Ende 2016 waren knapp eine Million Menschen in den fast 23.000 freiwilligen Feuerwehren aktiv. In der Jugendfeuerwehr waren es gut 250.000. Auf die 105 Berufswehren sowie die Werkfeuerwehren verteilten sich jeweils rund 32.000 Beschäftigte. Wie viele von ihnen einen Migrationshintergrund haben, ist nicht bekannt. Ziebs fordert, das zu ändern – auch wenn er nach internen Querelen zum Jahresende als Präsident des Deutschen Feuerwehrverbandes zurücktreten will. „Wir brauchen in der Feuerwehr eine Migrantenstatistik“, sagt Ziebs. „Aus dem Pool der Zugewanderten müssen wir Fachkräfte abschöpfen können.“ Das gelinge aber nur, wenn man gezielt um diese Gruppen werbe. „Häufig gibt es aber kulturelle Missverständnisse, in vielen anderen Ländern ist die Feuerwehr dem Militär oder der Polizei unterstellt.
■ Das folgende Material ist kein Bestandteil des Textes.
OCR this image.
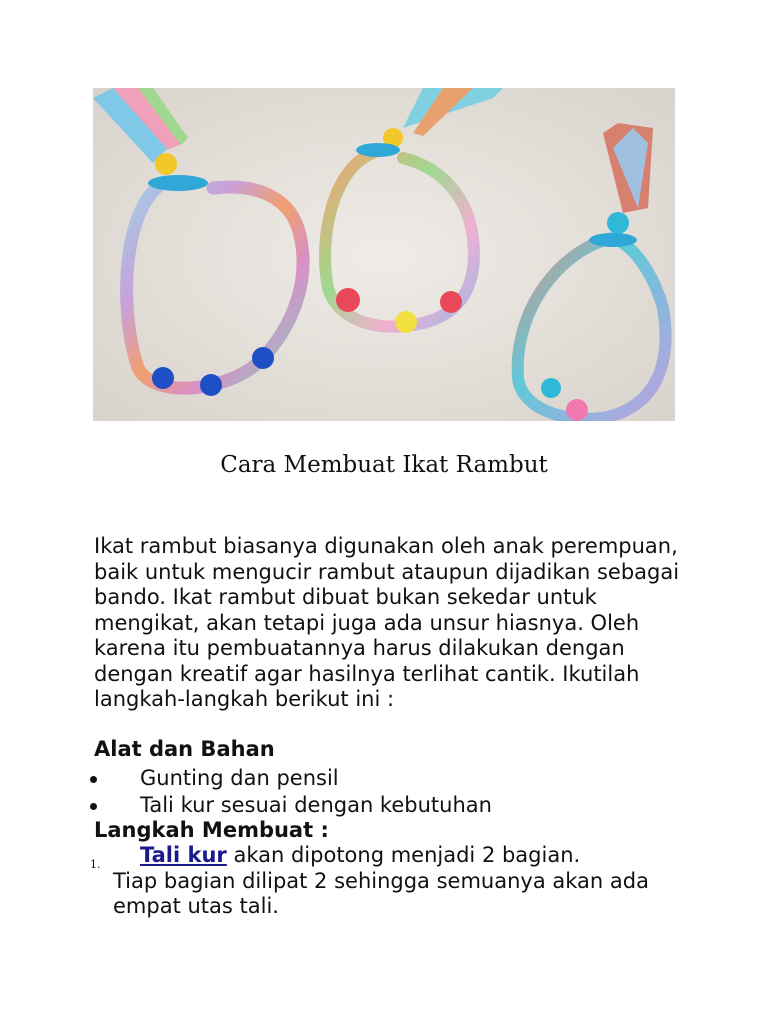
Cara Membuat Ikat Rambut
Ikat rambut biasanya digunakan oleh anak perempuan, baik untuk mengucir rambut ataupun dijadikan sebagai bando. Ikat rambut dibuat bukan sekedar untuk mengikat, akan tetapi juga ada unsur hiasnya. Oleh karena itu pembuatannya harus dilakukan dengan dengan kreatif agar hasilnya terlihat cantik. Ikutilah langkah-langkah berikut ini :
Alat dan Bahan
Gunting dan pensil
Tali kur sesuai dengan kebutuhan
Langkah Membuat :
1. Tali kur akan dipotong menjadi 2 bagian.
Tiap bagian dilipat 2 sehingga semuanya akan ada empat utas tali.
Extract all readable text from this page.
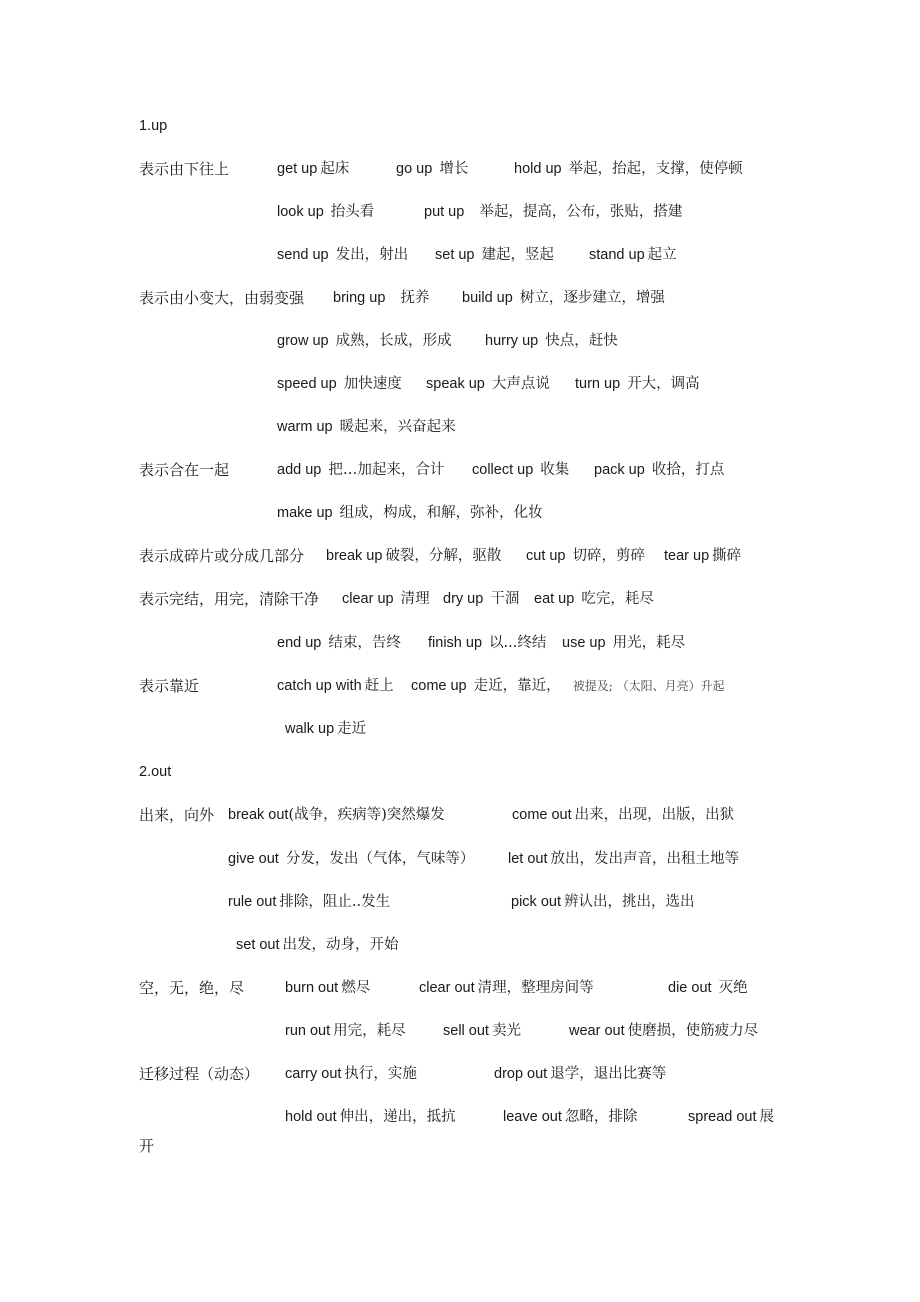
1.up
表示由下往上	get up 起床	go up 增长	hold up 举起，抬起，支撑，使停顿
look up 抬头看	put up 举起，提高，公布，张贴，搭建
send up 发出，射出 set up 建起，竖起 stand up 起立
表示由小变大，由弱变强 bring up 抚养 build up 树立，逐步建立，增强
grow up 成熟，长成，形成 hurry up 快点，赶快
speed up 加快速度 speak up 大声点说 turn up 开大，调高
warm up 暖起来，兴奋起来
表示合在一起	add up 把…加起来，合计 collect up 收集 pack up 收拾，打点
make up 组成，构成，和解，弥补，化妆
表示成碎片或分成几部分 break up 破裂，分解，驱散 cut up 切碎，剪碎 tear up 撕碎
表示完结，用完，清除干净 clear up 清理 dry up 干涸 eat up 吃完，耗尽
end up 结束，告终 finish up 以...终结 use up 用光，耗尽
表示靠近	catch up with 赶上 come up 走近，靠近， 被提及; （太阳、月亮）升起
walk up 走近
2.out
出来，向外 break out(战争，疾病等)突然爆发	come out 出来，出现，出版，出狱
give out 分发，发出（气体，气味等） let out 放出，发出声音，出租土地等
rule out 排除，阻止..发生	pick out 辨认出，挑出，选出
set out 出发，动身，开始
空，无，绝，尽	burn out 燃尽	clear out 清理，整理房间等	die out 灭绝
run out 用完，耗尽	sell out 卖光	wear out 使磨损，使筋疲力尽
迁移过程（动态） carry out 执行，实施	drop out 退学，退出比赛等
hold out 伸出，递出，抵抗	leave out 忽略，排除	spread out 展
开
Das schreckt manche Migranten ab, obwohl das bei uns nicht der Fall ist“, so Ziebs. Er sagt ganz klar: „Wir brauchen mehr Ausländer bei der Feuerwehr.“

Seltene Ausnahme: Dienstverpflichtung

Verbandspräsident Hartmut Ziebs
Verbandspräsident Hartmut Ziebs
Foto: picture alliance/dpa

Denn überall werden Mitarbeiter gesucht. Im Moment gibt es nach Angaben des Verbandes nur fünf bis sechs Städte, die meisten davon in Schleswig-Holstein, wo junge Männer wegen Personalmangel zum Feuerwehrdienst verpflichtet werden mussten. „Überall sonst ist die Einsatzbereitschaft der Feuerwehr noch nicht gefährdet“, so Ziebs. Aber ohne Zuwanderung drohe den freiwilligen und den Berufswehren „schon in naher Zukunft ein gefährlicher Personalmangel“. Eine andere Ansprache braucht es nach Ziebs Verständnis auch, um mehr Frauen zu begeistern. Die körperlich fordernde Arbeit sei nicht der Grund. „Ich fürchte, dass wir die Frauen nicht richtig ansprechen. Ich hoffe dabei auf Hilfe von Frauen selbst, wie für sie die Feuerwehr attraktiver werden könnte.“ Doch das Hauptproblem bleibt die Konkurrenz der Wirtschaft.

Um Feuerwehrfrau oder Feuerwehrmann werden zu können, brauchen Bewerber eine abgeschlossene Berufsausbildung, in der Regel in einem Handwerk. Danach folgen zwei Jahre Feuerwehrausbildung und noch einmal drei Jahre Ausbildung zum Notfallsanitäter, wie der Verband mitteilt. Fünf Jahre, in denen gelernte Handwerker in einem Betrieb bereits deutlich besser verdienen können – denn auch Handwerker werden dringend gesucht.

Gehälter sind für Großstädter zu niedrig

Gleiches gilt für Ingenieure, die als Führungskräfte der Feuerwehr infrage kommen. Gehen sie nach dem Studium ins mehrjährige Referendariat bei der Feuerwehr, liegt die Entlohnung teils um die Hälfte niedriger als in Ingenieurbüros. Das führt nicht nur in vielen ländlichen Gebieten, wo es ohnehin zu wenige Bewerber gibt, zu Problemen. Von dem niedrigen Gehalt können sich angehende Feuerwehrleute in Metropolen wie Berlin, München oder Frankfurt kaum noch eine Wohnung leisten. „Feuerwehrleute sind zu schlecht bezahlt, als dass es sich für einen ausgebildeten Handwerker oder einen Ingenieur rechnen würde, zu uns zu wechseln“, sagt Ziebs. „Doch genau diese Menschen werden händeringend für die Feuerwehr gesucht.“

Immerhin: „In den vergangenen Jahren konnten die freiwilligen und die Berufsfeuerwehren ihre Ausstattung bundesweit verbessern“, sagt Ziebs. „Fördergelder des Bundes in Höhe von 100 Millionen Euro für vier Jahre haben dabei geholfen“, sagt er.